Cai Guo-Qiang

Work

Salute

Cai Guo-Qiang was born in Quanzhou, Fujian Province, China, in 1957, and lives in New York. He arrived in Salvador, Brazil, on July 15, 1999, with Chen Zhen. He chose to work with a group of fourteen children and teenagers, ten to eighteen years old, from Projeto Axé's Casa de Cultura unit. These children were members of Bandaxé. Cai's wife, Hong Hong, and nine-year-old daughter, Wen-You Cai, arrived on August 8 and worked with him for the last two weeks.

For their project, Cai and the children addressed the history of social and political violence in Bahia, including acts of violence committed by the military and the police. Then, with Cai's guidance, each child built a cannon based on their drawings. The project was intended not only to deepen the children's understanding of the historical causes of racially motivated violence in Bahia, but also to reclaim a symbol of destruction, cannons, as one of hope. As Cai has remarked, the project focused on the passages from violence to beauty and destruction to construction; it mined history to create a new art for a new society.

Cai's work draws from his deep engagement with Chinese culture: history, technology, philosophy, and medicine. He is perhaps best known for the drawings and events he creates by exploding gunpowder, which the Chinese invented in the tenth century (his birthplace, Fujian Province, is famous for the manufacture of firecrackers). Cai produced his first gunpowder paintings in 1984, by laying a canvas or other support on the ground, distributing gunpowder over the canvas, covering the image area with a blanket, and then detonating the gunpowder. The explosions would leave traces on the canvas; in this manner, he transformed acts of destruction into acts of creation. In 1989 he produced his first gunpowder painting using the earth as his canvas. These projects are shaped by the historical, cultural, and political significance of the site or occasion for which they are intended. From the perspective of traditional Chinese culture, they are situations that the artist creates to activate the flow of qi (energy) between the artist, the event, and the public.
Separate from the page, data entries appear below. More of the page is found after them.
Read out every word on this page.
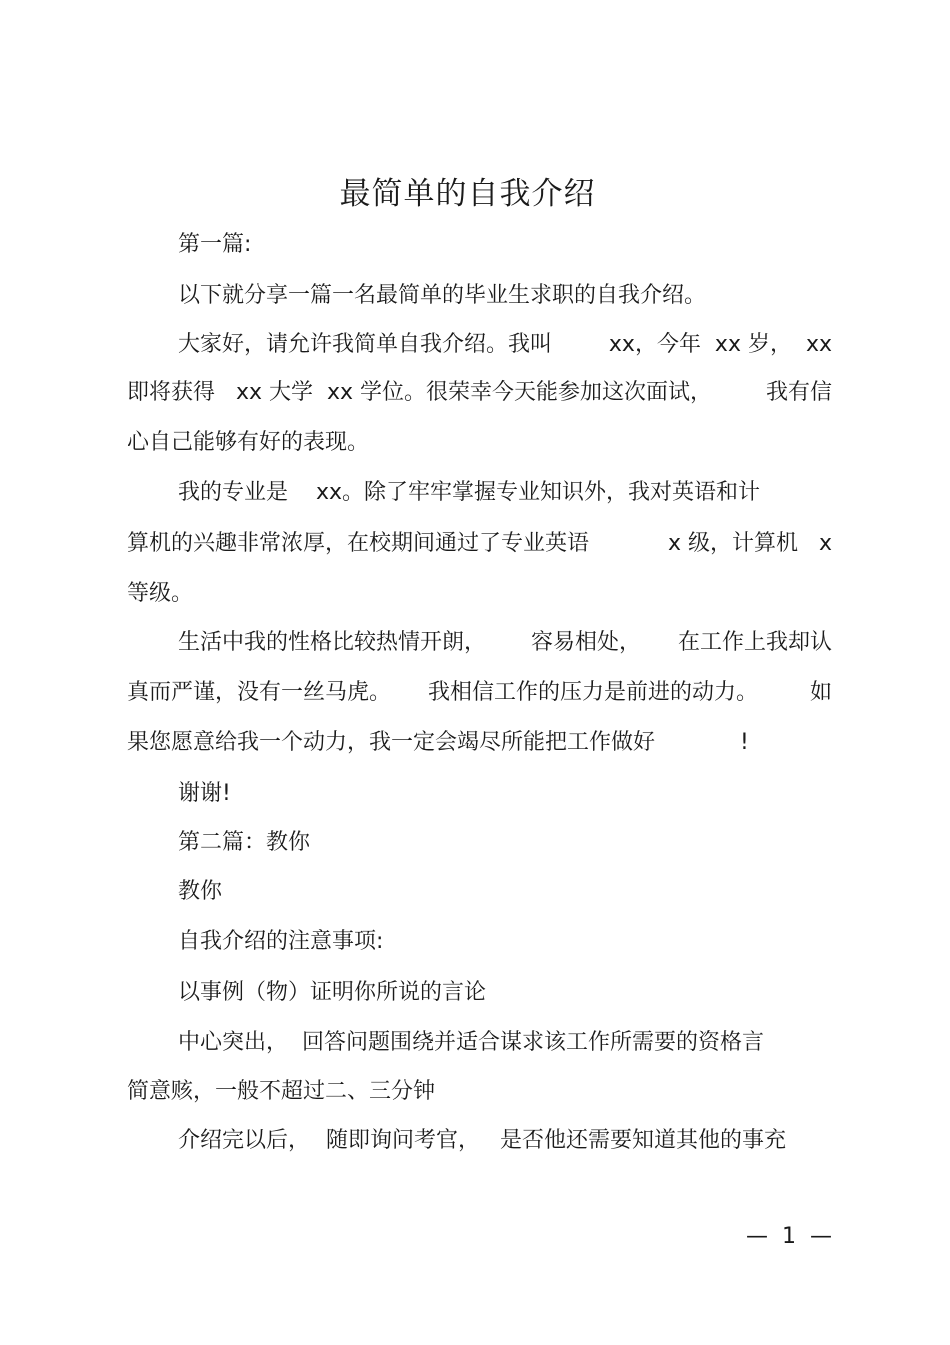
最简单的自我介绍
第一篇:
以下就分享一篇一名最简单的毕业生求职的自我介绍。
大家好，请允许我简单自我介绍。我叫	xx，今年  xx 岁，  xx
即将获得   xx 大学  xx 学位。很荣幸今天能参加这次面试， 我有信
心自己能够有好的表现。
我的专业是    xx。除了牢牢掌握专业知识外，我对英语和计
算机的兴趣非常浓厚，在校期间通过了专业英语	x 级，计算机   x
等级。
生活中我的性格比较热情开朗， 容易相处， 在工作上我却认
真而严谨，没有一丝马虎。 我相信工作的压力是前进的动力。 如
果您愿意给我一个动力，我一定会竭尽所能把工作做好	!
谢谢!
第二篇：教你
教你
自我介绍的注意事项:
以事例（物）证明你所说的言论
中心突出，  回答问题围绕并适合谋求该工作所需要的资格言
简意赅，一般不超过二、三分钟
介绍完以后， 随即询问考官， 是否他还需要知道其他的事充
—  1  —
As Cai learned more about Bahian culture, he became intrigued by the similarities between the significance of gunpowder in ancient China and Bahian Candomblé. In both cultures, exploding gunpowder functions as "poison against poison," in that the explosion is believed to cleanse the spirit by sending away evil. Indeed, the Chinese word for gunpowder, huo yao, is composed of two characters: the first signifies rising flames or fire; the second, medicine.

Cai began the project by showing the children images of his work and how to make a gunpowder drawing. He subsequently asked them to make two drawings. In the first, they expressed their personal impressions of the work; in the second, they drew pictures of things from their own culture that interested them the most. Then Cai and the children began a study of the history of racially motivated violence in Bahia and the role of gunpowder in society. Their activities together included visits to historical and military museums and sites, such as the old fortresses built to defend Salvador, and a discussion with two police officers trained by Axé. After they had completed their activities, Cai asked each of the children to design a cannon. They built the cannons using materials of their own choice, which ranged from paper to wood, iron, and bamboo. On Cai's last day, they fired the cannons in the courtyard of the unit in front of invited guests. In a ceremony on the opening day of the exhibition at the Museu de Arte Moderna da Bahia, they fired their cannons again as instruments of celebration.

The process of making the cannons allowed the children to experience how energy can be channeled into destruction, or into something meaningful and positive. For Cai, firing the cannons was a symbolic gesture of resistance, healing, and getting rid of evil spirits. His daughter echoed this sentiment: "My life in New York is very privileged. It is hard to be poor. I think that what Cai did was great. He made cannons to help the children forget all the bad that had happened to them, to send all the bad things away."